Cold chain a means to tackle food inflation

India’s cold chain capacity stands at 30 million MT, whereas it produces around 200 million MT of fruits, vegetables and other perishable farm goods.The situation demands an increase in installation of multi-product cold storage facilities in the country. Mohd Mustaquim reports
Cold chain a means to tackle food inflation

India’s cold chain capacity stands at 30 million MT, whereas it produces around 200 million MT of fruits, vegetables and other perishable farm goods. Most of the cold chain facilities are concentrated only in three to four states of the country. And out of the entire cold storage capacity, 70 percent is just for potato. The situation demands an increase in installation of multi-product cold storage facilities in the country.

The challenge lies in managing perishable items which poses a serious problem with an annual wastage of around Rs 44,000 crore. It not only increases the prices of fruits and vegetables in the market but also proves the deficiency of cold chain capacity, with the farmers facing big economic loss, and an overall negative impact on the rural economy as well.

Commenting on the scenario, Harsimrat Kaur Badal, Union Minister for Food Processing Industries, says, “Figures show that thousands of crores is lost due to wastage. That’s the tip of the iceberg; in reality, the figures are much higher. What we need is a cold chain grid in the country. The ministry is working towards a national food processing policy to bring under one umbrella different stakeholders presently engaged in the development of the food processing sector. Unless we bring down waste, we cannot control inflation.”

Cold chain plays an integral part in ensuring sufficient stock of food, and thus a means to combat food inflation. India is the second largest producer of fruits and cereal, third in marine production and has the largest livestock in the world. Despite this, the country has big disparity in food production and food processing.


The biggest challenge the industry faces is electricity, without which cold chain cannot be successful. According to P Alli Rani, Director (finance), Container Corporation of India (CONCOR), availability of land and good transportation connectivity are also the major challenges in developing warehousing infrastructure. She further adds, "The capital intensive functioning of cold chains, sometimes, stops functioning. Many cold chains have stopped functioning due to their operational cost. Farmers cannot afford all the cost. Thus, the operational cost also be subsidised by the Government."

On the need to innovate and create awareness and integrate different skill sets and competency, Sanjeev Chopra, Joint Secretary, Ministry of Agriculture, Government of India, says “Innovation and integration is required to have a business model. The country needs to be connected with the flow of goods; it is only with regular sustained supply of goods that the government can reduce price fluctuations.”


To give a boost to the cold chain and warehousing sector, the Central Government had allocated Rs 5000 crore for a new Warehousing Scheme in annual budget 2014-15. The scheme was launched on October 29, 2014. National Bank for Agriculture and Rural Development (Nabard) will implement the programme. National Centre for Cold-chain Development (NCCD) in association with Warehousing Development and Regulatory Authority (WDRA) has made some guidelines for disbursement of the fund.
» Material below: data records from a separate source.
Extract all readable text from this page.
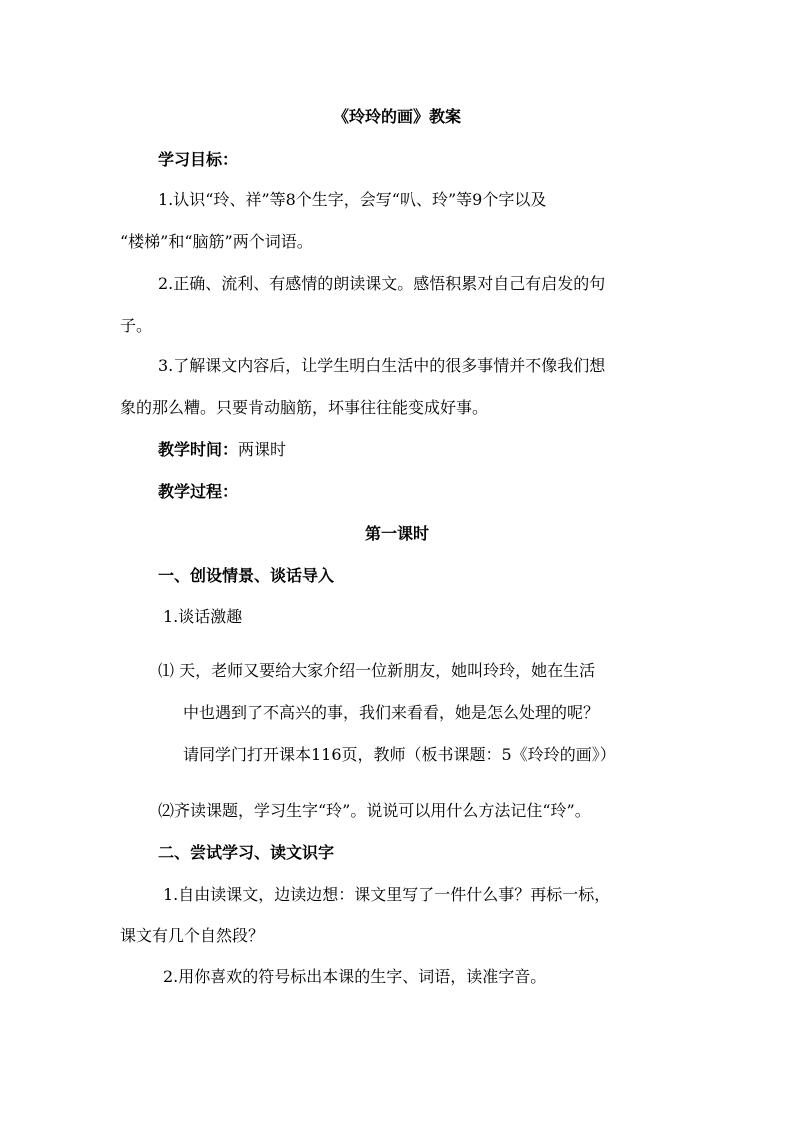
《玲玲的画》教案
学习目标：
1.认识“玲、祥”等8个生字，会写“叭、玲”等9个字以及
“楼梯”和“脑筋”两个词语。
2.正确、流利、有感情的朗读课文。感悟积累对自己有启发的句
子。
3.了解课文内容后，让学生明白生活中的很多事情并不像我们想
象的那么糟。只要肯动脑筋，坏事往往能变成好事。
教学时间：两课时
教学过程：
第一课时
一、创设情景、谈话导入
1.谈话激趣
⑴ 天，老师又要给大家介绍一位新朋友，她叫玲玲，她在生活
中也遇到了不高兴的事，我们来看看，她是怎么处理的呢？
请同学门打开课本116页，教师（板书课题：5《玲玲的画》）
⑵齐读课题，学习生字“玲”。说说可以用什么方法记住“玲”。
二、尝试学习、读文识字
1.自由读课文，边读边想：课文里写了一件什么事？再标一标，
课文有几个自然段？
2.用你喜欢的符号标出本课的生字、词语，读准字音。
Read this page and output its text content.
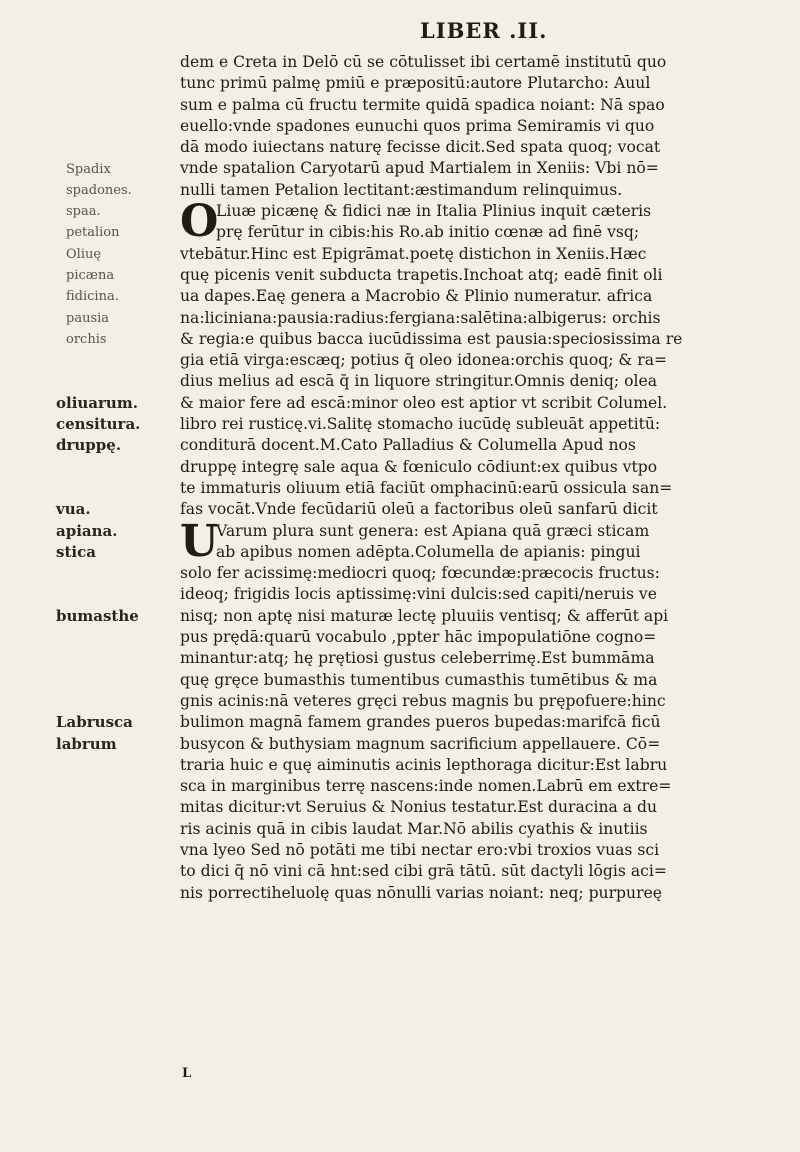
LIBER .II.
Spadix
spadones.
spaa.
petalion
Oliuę
picæna
fidicina.
pausia
orchis
oliuarum.
censitura.
druppę.
vua.
apiana.
stica
bumasthe
Labrusca
labrum
dem e Creta in Delō cū se cōtulisset ibi certamē institutū quo
tunc primū palmę pmiū e præpositū:autore Plutarcho: Auul
sum e palma cū fructu termite quidā spadica noiant: Nā spao
euello:vnde spadones eunuchi quos prima Semiramis vi quo
dā modo iuiectans naturę fecisse dicit.Sed spata quoq; vocat
vnde spatalion Caryotarū apud Martialem in Xeniis: Vbi nō=
nulli tamen Petalion lectitant:æstimandum relinquimus.
O
Liuæ picænę & fidici næ in Italia Plinius inquit cæteris
prę ferūtur in cibis:his Ro.ab initio cœnæ ad finē vsq;
vtebātur.Hinc est Epigrāmat.poetę distichon in Xeniis.Hæc
quę picenis venit subducta trapetis.Inchoat atq; eadē finit oli
ua dapes.Eaę genera a Macrobio & Plinio numeratur. africa
na:liciniana:pausia:radius:fergiana:salētina:albigerus: orchis
& regia:e quibus bacca iucūdissima est pausia:speciosissima re
gia etiā virga:escæq; potius q̄ oleo idonea:orchis quoq; & ra=
dius melius ad escā q̄ in liquore stringitur.Omnis deniq; olea
& maior fere ad escā:minor oleo est aptior vt scribit Columel.
libro rei rusticę.vi.Salitę stomacho iucūdę subleuāt appetitū:
conditurā docent.M.Cato Palladius & Columella Apud nos
druppę integrę sale aqua & fœniculo cōdiunt:ex quibus vtpo
te immaturis oliuum etiā faciūt omphacinū:earū ossicula san=
fas vocāt.Vnde fecūdariū oleū a factoribus oleū sanfarū dicit
U
Varum plura sunt genera: est Apiana quā græci sticam
ab apibus nomen adēpta.Columella de apianis: pingui
solo fer acissimę:mediocri quoq; fœcundæ:præcocis fructus:
ideoq; frigidis locis aptissimę:vini dulcis:sed capiti/neruis ve
nisq; non aptę nisi maturæ lectę pluuiis ventisq; & afferūt api
pus prędā:quarū vocabulo ,ppter hāc impopulatiōne cogno=
minantur:atq; hę prętiosi gustus celeberrimę.Est bummāma
quę gręce bumasthis tumentibus cumasthis tumētibus & ma
gnis acinis:nā veteres gręci rebus magnis bu prępofuere:hinc
bulimon magnā famem grandes pueros bupedas:marifcā ficū
busycon & buthysiam magnum sacrificium appellauere. Cō=
traria huic e quę aiminutis acinis lepthoraga dicitur:Est labru
sca in marginibus terrę nascens:inde nomen.Labrū em extre=
mitas dicitur:vt Seruius & Nonius testatur.Est duracina a du
ris acinis quā in cibis laudat Mar.Nō abilis cyathis & inutiis
vna lyeo Sed nō potāti me tibi nectar ero:vbi troxios vuas sci
to dici q̄ nō vini cā hnt:sed cibi grā tātū. sūt dactyli lōgis aci=
nis porrectiheluolę quas nōnulli varias noiant: neq; purpureę
L
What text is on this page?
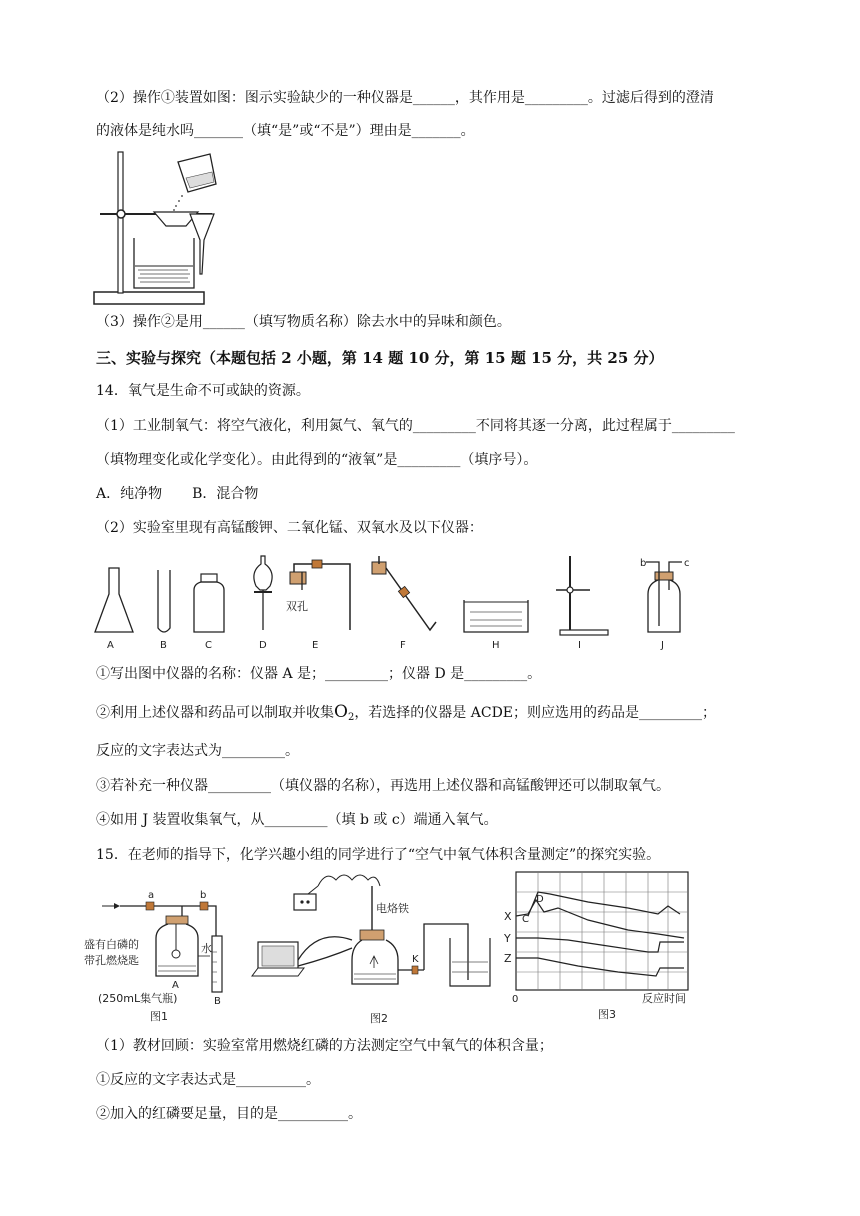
（2）操作①装置如图：图示实验缺少的一种仪器是______，其作用是_________。过滤后得到的澄清
的液体是纯水吗_______（填“是”或“不是”）理由是_______。
（3）操作②是用______（填写物质名称）除去水中的异味和颜色。
三、实验与探究（本题包括 2 小题，第 14 题 10 分，第 15 题 15 分，共 25 分）
14．氧气是生命不可或缺的资源。
（1）工业制氧气：将空气液化，利用氮气、氧气的_________不同将其逐一分离，此过程属于_________
（填物理变化或化学变化）。由此得到的“液氧”是_________（填序号）。
A．纯净物 B．混合物
（2）实验室里现有高锰酸钾、二氧化锰、双氧水及以下仪器：
双孔
b	c
A	B	C	D	E	F	H	I	J
①写出图中仪器的名称：仪器 A 是；_________；仪器 D 是_________。
②利用上述仪器和药品可以制取并收集$O_2$，若选择的仪器是 ACDE；则应选用的药品是_________；
反应的文字表达式为_________。
③若补充一种仪器_________（填仪器的名称），再选用上述仪器和高锰酸钾还可以制取氧气。
④如用 J 装置收集氧气，从_________（填 b 或 c）端通入氧气。
15．在老师的指导下，化学兴趣小组的同学进行了“空气中氧气体积含量测定”的探究实验。
a	b
水
盛有白磷的
带孔燃烧匙
A
B
(250mL集气瓶)
图1
电烙铁
K
图2
X
Y
Z
C
D
0	反应时间
图3
（1）教材回顾：实验室常用燃烧红磷的方法测定空气中氧气的体积含量；
①反应的文字表达式是__________。
②加入的红磷要足量，目的是__________。
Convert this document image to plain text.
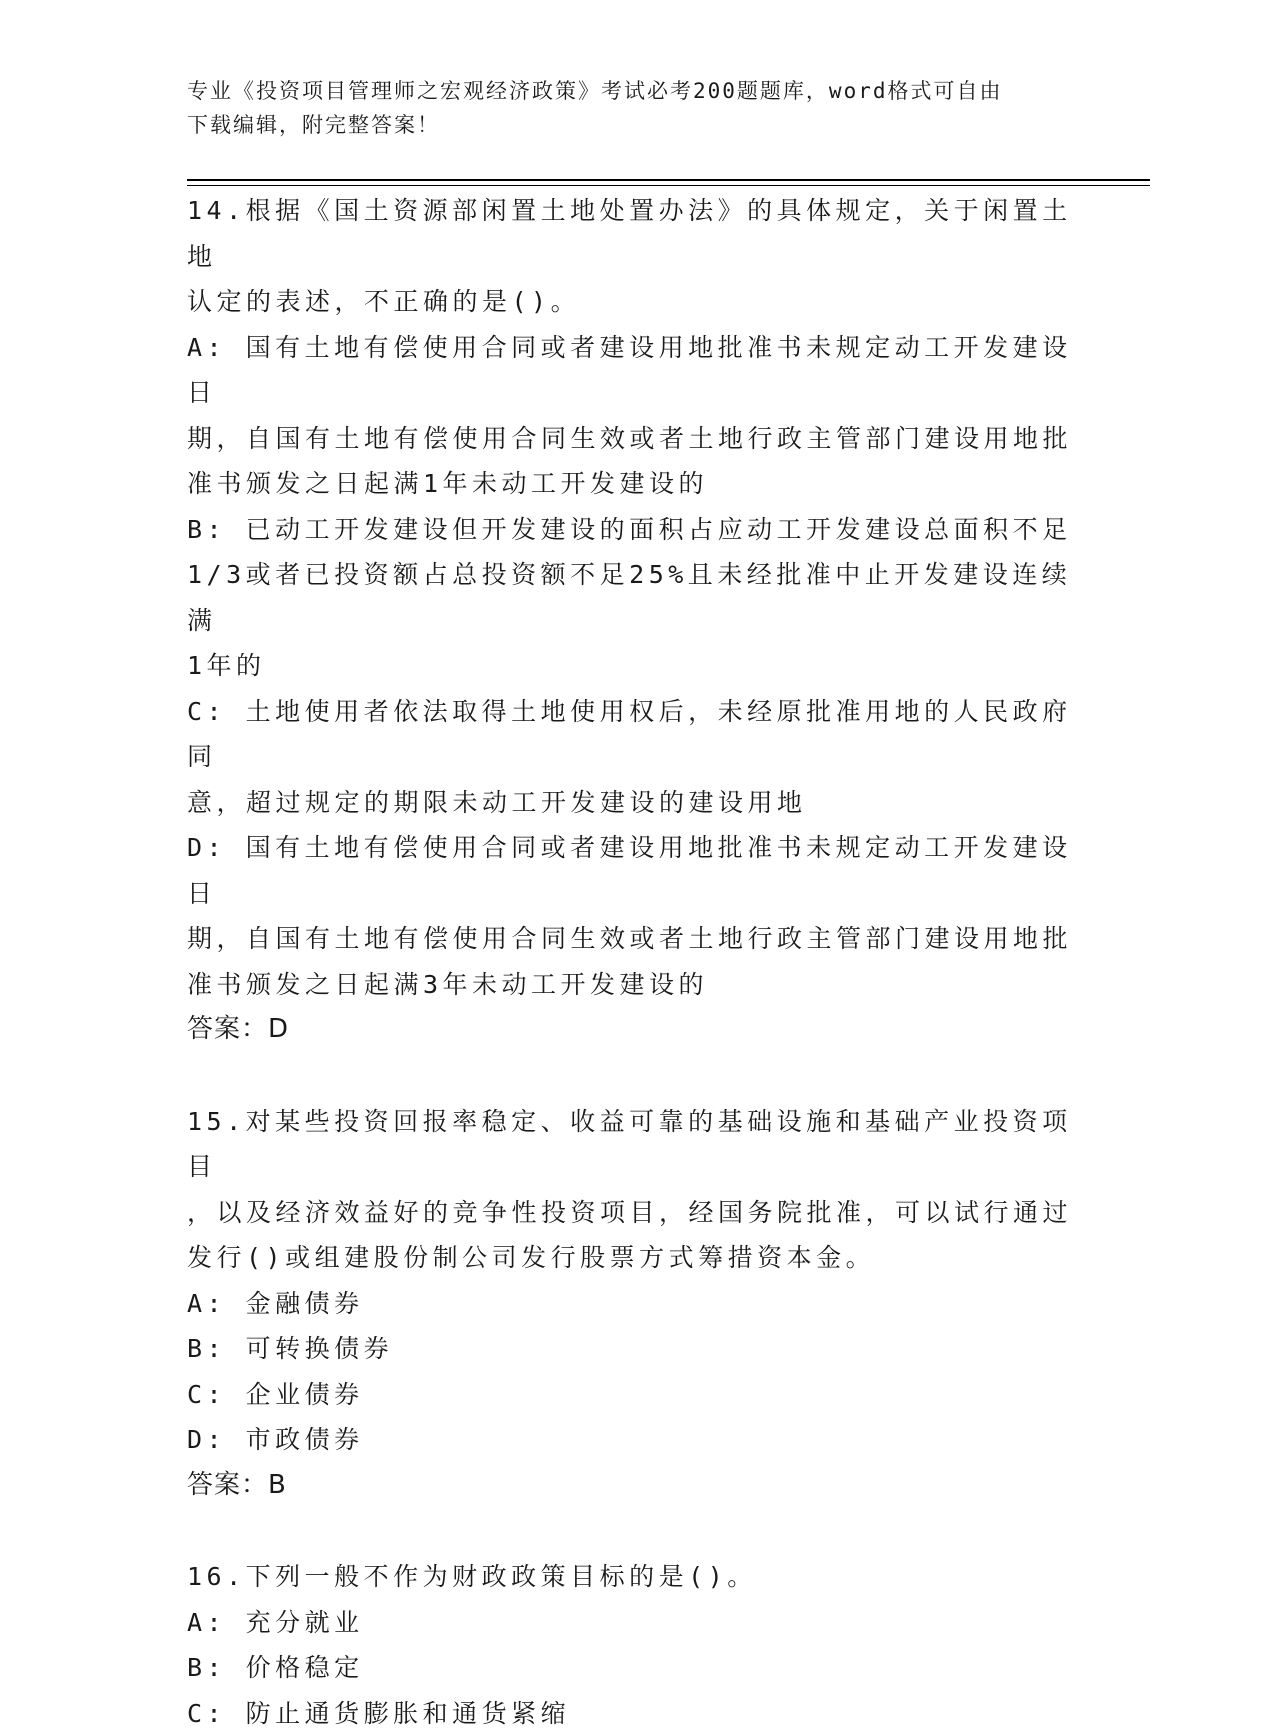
专业《投资项目管理师之宏观经济政策》考试必考200题题库，word格式可自由
下载编辑，附完整答案！

14.根据《国土资源部闲置土地处置办法》的具体规定，关于闲置土地

认定的表述，不正确的是()。

A: 国有土地有偿使用合同或者建设用地批准书未规定动工开发建设日

期，自国有土地有偿使用合同生效或者土地行政主管部门建设用地批

准书颁发之日起满1年未动工开发建设的

B: 已动工开发建设但开发建设的面积占应动工开发建设总面积不足

1/3或者已投资额占总投资额不足25%且未经批准中止开发建设连续满

1年的

C: 土地使用者依法取得土地使用权后，未经原批准用地的人民政府同

意，超过规定的期限未动工开发建设的建设用地

D: 国有土地有偿使用合同或者建设用地批准书未规定动工开发建设日

期，自国有土地有偿使用合同生效或者土地行政主管部门建设用地批

准书颁发之日起满3年未动工开发建设的

答案：D

15.对某些投资回报率稳定、收益可靠的基础设施和基础产业投资项目

，以及经济效益好的竞争性投资项目，经国务院批准，可以试行通过

发行()或组建股份制公司发行股票方式筹措资本金。

A: 金融债券

B: 可转换债券

C: 企业债券

D: 市政债券

答案：B

16.下列一般不作为财政政策目标的是()。

A: 充分就业

B: 价格稳定

C: 防止通货膨胀和通货紧缩
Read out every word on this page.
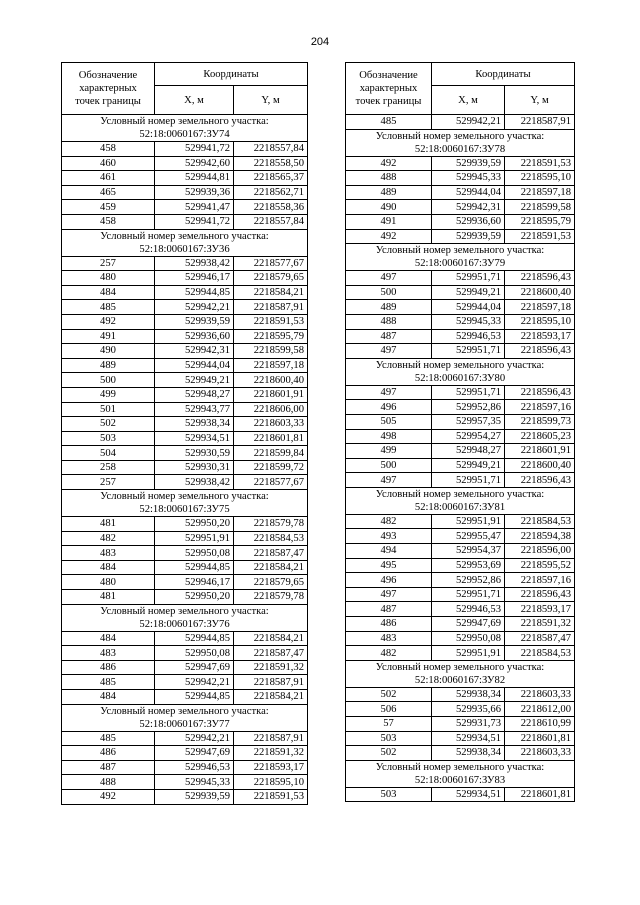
204
Обозначение
характерных
точек границы	Координаты	
	X, м	Y, м
Условный номер земельного участка:
52:18:0060167:ЗУ74		
458	529941,72	2218557,84
460	529942,60	2218558,50
461	529944,81	2218565,37
465	529939,36	2218562,71
459	529941,47	2218558,36
458	529941,72	2218557,84
Условный номер земельного участка:
52:18:0060167:ЗУ36		
257	529938,42	2218577,67
480	529946,17	2218579,65
484	529944,85	2218584,21
485	529942,21	2218587,91
492	529939,59	2218591,53
491	529936,60	2218595,79
490	529942,31	2218599,58
489	529944,04	2218597,18
500	529949,21	2218600,40
499	529948,27	2218601,91
501	529943,77	2218606,00
502	529938,34	2218603,33
503	529934,51	2218601,81
504	529930,59	2218599,84
258	529930,31	2218599,72
257	529938,42	2218577,67
Условный номер земельного участка:
52:18:0060167:ЗУ75		
481	529950,20	2218579,78
482	529951,91	2218584,53
483	529950,08	2218587,47
484	529944,85	2218584,21
480	529946,17	2218579,65
481	529950,20	2218579,78
Условный номер земельного участка:
52:18:0060167:ЗУ76		
484	529944,85	2218584,21
483	529950,08	2218587,47
486	529947,69	2218591,32
485	529942,21	2218587,91
484	529944,85	2218584,21
Условный номер земельного участка:
52:18:0060167:ЗУ77		
485	529942,21	2218587,91
486	529947,69	2218591,32
487	529946,53	2218593,17
488	529945,33	2218595,10
492	529939,59	2218591,53
Обозначение
характерных
точек границы	Координаты	
	X, м	Y, м
485	529942,21	2218587,91
Условный номер земельного участка:
52:18:0060167:ЗУ78		
492	529939,59	2218591,53
488	529945,33	2218595,10
489	529944,04	2218597,18
490	529942,31	2218599,58
491	529936,60	2218595,79
492	529939,59	2218591,53
Условный номер земельного участка:
52:18:0060167:ЗУ79		
497	529951,71	2218596,43
500	529949,21	2218600,40
489	529944,04	2218597,18
488	529945,33	2218595,10
487	529946,53	2218593,17
497	529951,71	2218596,43
Условный номер земельного участка:
52:18:0060167:ЗУ80		
497	529951,71	2218596,43
496	529952,86	2218597,16
505	529957,35	2218599,73
498	529954,27	2218605,23
499	529948,27	2218601,91
500	529949,21	2218600,40
497	529951,71	2218596,43
Условный номер земельного участка:
52:18:0060167:ЗУ81		
482	529951,91	2218584,53
493	529955,47	2218594,38
494	529954,37	2218596,00
495	529953,69	2218595,52
496	529952,86	2218597,16
497	529951,71	2218596,43
487	529946,53	2218593,17
486	529947,69	2218591,32
483	529950,08	2218587,47
482	529951,91	2218584,53
Условный номер земельного участка:
52:18:0060167:ЗУ82		
502	529938,34	2218603,33
506	529935,66	2218612,00
57	529931,73	2218610,99
503	529934,51	2218601,81
502	529938,34	2218603,33
Условный номер земельного участка:
52:18:0060167:ЗУ83		
503	529934,51	2218601,81
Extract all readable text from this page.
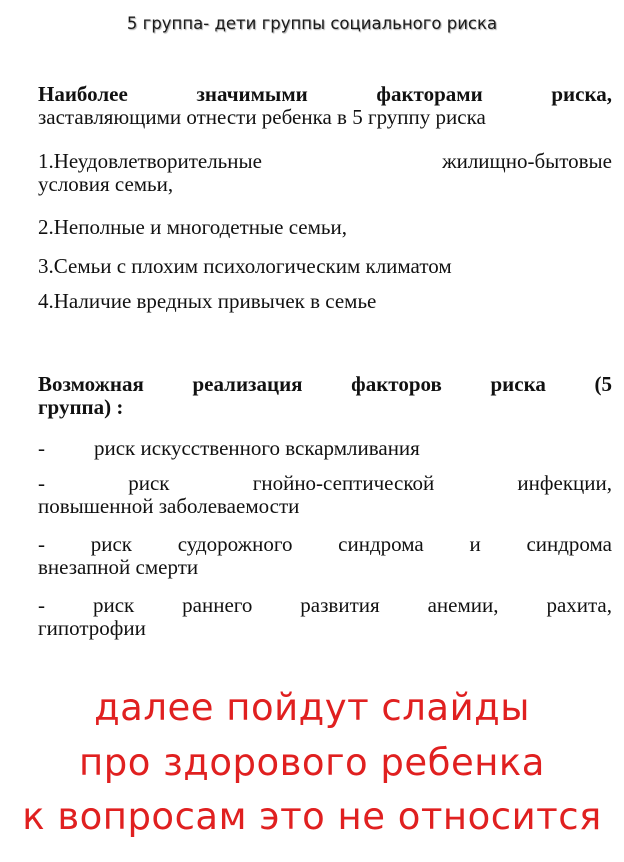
5 группа- дети группы социального риска
Наиболее значимыми факторами риска,
заставляющими отнести ребенка в 5 группу риска
1.Неудовлетворительные жилищно-бытовые
условия семьи,
2.Неполные и многодетные семьи,
3.Семьи с плохим психологическим климатом
4.Наличие вредных привычек в семье
Возможная реализация факторов риска (5
группа) :
- риск искусственного вскармливания
-	риск гнойно-септической инфекции,
повышенной заболеваемости
- риск судорожного синдрома и синдрома
внезапной смерти
- риск раннего развития анемии, рахита,
гипотрофии
далее пойдут слайды
про здорового ребенка
к вопросам это не относится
“A fast-track window is now open for direct lending to private players by Nabard. All cold chain components, pack-houses, reefers, cold stores, add-on technologies are eligible to get lending from the scheme. Stakeholders also have expressed great interest,” says Pawanexh Kohli, CEO and chief advisor, NCCD.

“The industry welcomes the initiative, this proactive role of Nabard, of providing a dedicated lending to the sector. As a result, cold chain development in the country will get a fillip,” says Sanjay Kaul, chairman, National Collateral Management Services Limited (NCML).

Usually, Nabard refinances the states and government institutions, but this fund will be made available for anyone, including private companies or entrepreneurs, interested in cold chain sector. An applicant can apply at the district offices of Nabard, and it will be handled by the central office of this rural development bank.

According to Nabard, during this year, projects related to dry and wet storage will be assisted out of this fund, and will have a greater focus on cold chain infrastructure. Beside state governments and government-owned entities, cooperatives, farmer producer organisations, federations, private corporate companies can also avail loans from this fund for cold chain infrastructure development.

Moreover, the state horticulture missons also provide subsidies to the cold chain projects in their respective states. Earlier, an applicant had to apply at nationalised banks for loans which was available at a rate of 14-15 percent. However, the fund released under this warehousing scheme, will be available at the rate of 9.25-9.75 percent.

India’s greatest need is for an effective and economically viable cold chain solution that can integrate the supply chain for all commodities from production to consumption centres, thereby reducing physical waste and loss of value of perishable commodities.

Food processing industry is going to play a vital role in the growth story of the country. The sector can contribute 6.5 percent India’s GDP by FY15, says a FICCI-KPMG report.